6. Werkleitz Biennale Common Property / Allgemeingut
Sonic Outlaws
US 1995
Sonic Outlaws

Für seinen experimentellen Dokumentarfilm ‚Sonic Outlaws‘ hat Craig Baldwin acht unterschiedliche Formate kombiniert - ein nachdrücklicher Beitrag zu den gegenwärtigen Kontroversen um Verstöße gegen das Urheberrecht, um ‚faire Nutzung‘ und Culture Jamming.

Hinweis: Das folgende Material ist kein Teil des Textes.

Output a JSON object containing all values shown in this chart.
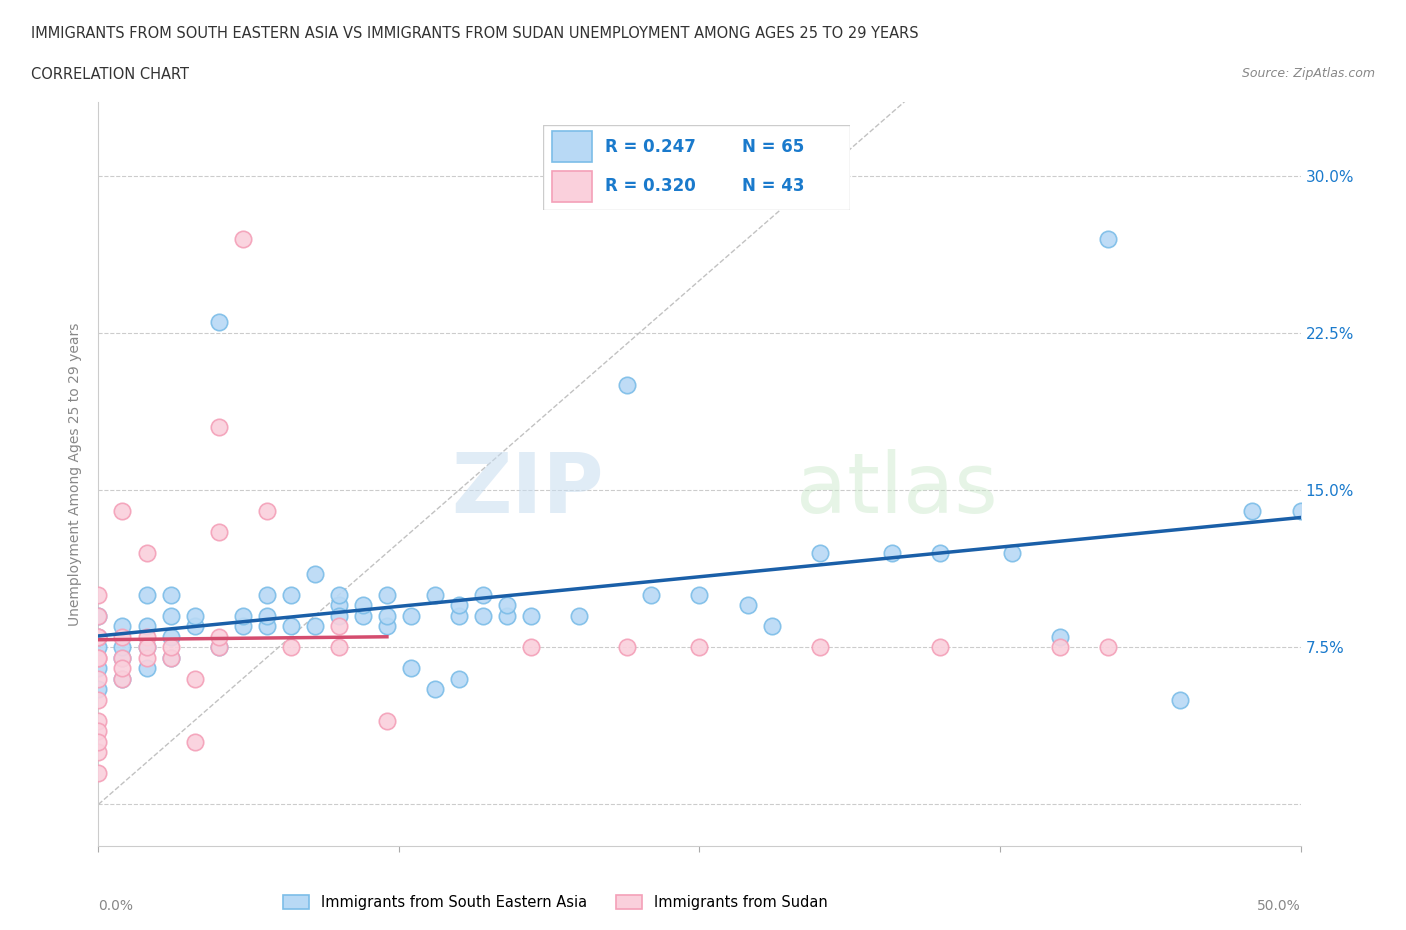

Ausgehend von Recherchen zum berüchtigten Prozess – U2 gegen Negativeland – schraubt sich diese dichte Montage aus Interviews, Musik und Found Footage durch ähnliche Aktionen von John Oswald, den Tape-beatles, Emergency Broadcast Network, der Barbie Liberation Organization, den Situationisten sowie solchen, die mit angeeignetem Soundmaterial arbeiten. Praktiken wie gefakte Telefonanrufe (Telefon-Pranking), Verfremdung von Werbetafeln und Medienenten, gemessen am Scheffel des Gesetzes in Zeiten raschen künstlerischen und technologischen Wandels, verweisen auf die wachsenden Spannungen zwischen Einbildungskraft, Autorenschaft, Autonomie und Markt.

„ ‚Sonic Outlaws‘ ist auch insofern interessant, als dass der Film selbst eine Verletzung des Urheberrechts zugunsten der Kunst darstellt, indem er massenhaft Archivmaterial und Videomitschnitte von Fernsehsendungen verwendet. Baldwins Filmmaterial ist größtenteils auf 16mm gedreht, aber auch teilweise mit der geliebten Fisher-Price PXL-2000, einer Spielzeugvideokamera. Ein Film, den man nicht verpassen sollte.“ (‚Deuce of Clubs‘)

Auf ‚Sonic Outlaws‘ folgt die Premiere der Multi-Projektions-Pirate-16mm-Film-Workshop-Performance, die von Craig Baldwin und den TeilnehmerInnen der Halle School of Common Property entwickelt wurde.